Leilani was giving everyone within twenty meters a very close look. Threat assessment, sight lines, potential choke points. Standard procedure, except nothing about this was standard. The Imperial Palace, a Senator, an Adeptus Ministorum director, and nobles everywhere.
Miles, the Custodian, stood slightly apart. His Auramite plate gleamed in the artificial light, distracting everyone who knew what he was. Leilani had served alongside Custodians before. They were... unnerving. Perfect. Inhuman in their perfection.
"Don't mind the skitarii, they're... skittish."
Logis-Magos Theta Meridian stood near the entrance, his augmetic frame barely concealed beneath his red robes. The skitarii bodyguards flanking him were twitching at every movement, cogitator arrays processing threat data.
One of them blared a bit of noospheric code.
Theta replied absentmindedly in the same binaric cant. "No, weapons safe." The command was reinforced with another burst of code.
"How are you, Michael?"
The Director's voice was warm, concerned. Real concern, Leilani noted, not political pleasantry.
"I'm all right," Michael said quietly. "Please, weapons-safe everyone.

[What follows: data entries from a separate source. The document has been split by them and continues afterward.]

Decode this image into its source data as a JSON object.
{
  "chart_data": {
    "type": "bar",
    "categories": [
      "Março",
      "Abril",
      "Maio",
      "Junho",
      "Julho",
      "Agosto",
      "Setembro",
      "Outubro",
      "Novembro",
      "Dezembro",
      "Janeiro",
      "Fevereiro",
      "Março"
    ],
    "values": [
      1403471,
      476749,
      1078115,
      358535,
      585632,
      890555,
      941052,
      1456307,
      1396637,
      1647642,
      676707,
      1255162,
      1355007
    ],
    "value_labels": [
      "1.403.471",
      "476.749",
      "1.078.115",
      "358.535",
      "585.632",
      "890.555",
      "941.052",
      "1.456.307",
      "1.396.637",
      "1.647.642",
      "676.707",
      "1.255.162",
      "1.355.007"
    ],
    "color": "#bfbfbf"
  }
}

We are all in this together."
Leilani caught the slight emphasis on that last phrase. We are all in this together. Not just tonight. Not just this dinner. Something larger.
She touched her Aquila pendant—the one matching her sister Meilana's, wherever she was—and settled into position behind the Commandant.
This was her duty now. Protecting this man who'd just lost someone important. This Senator with grief in his eyes and determination in his spine.
The Emperor protects, she thought. Through bonds. Through duty. Through service.
And perhaps—though she couldn't have known it then—through something more.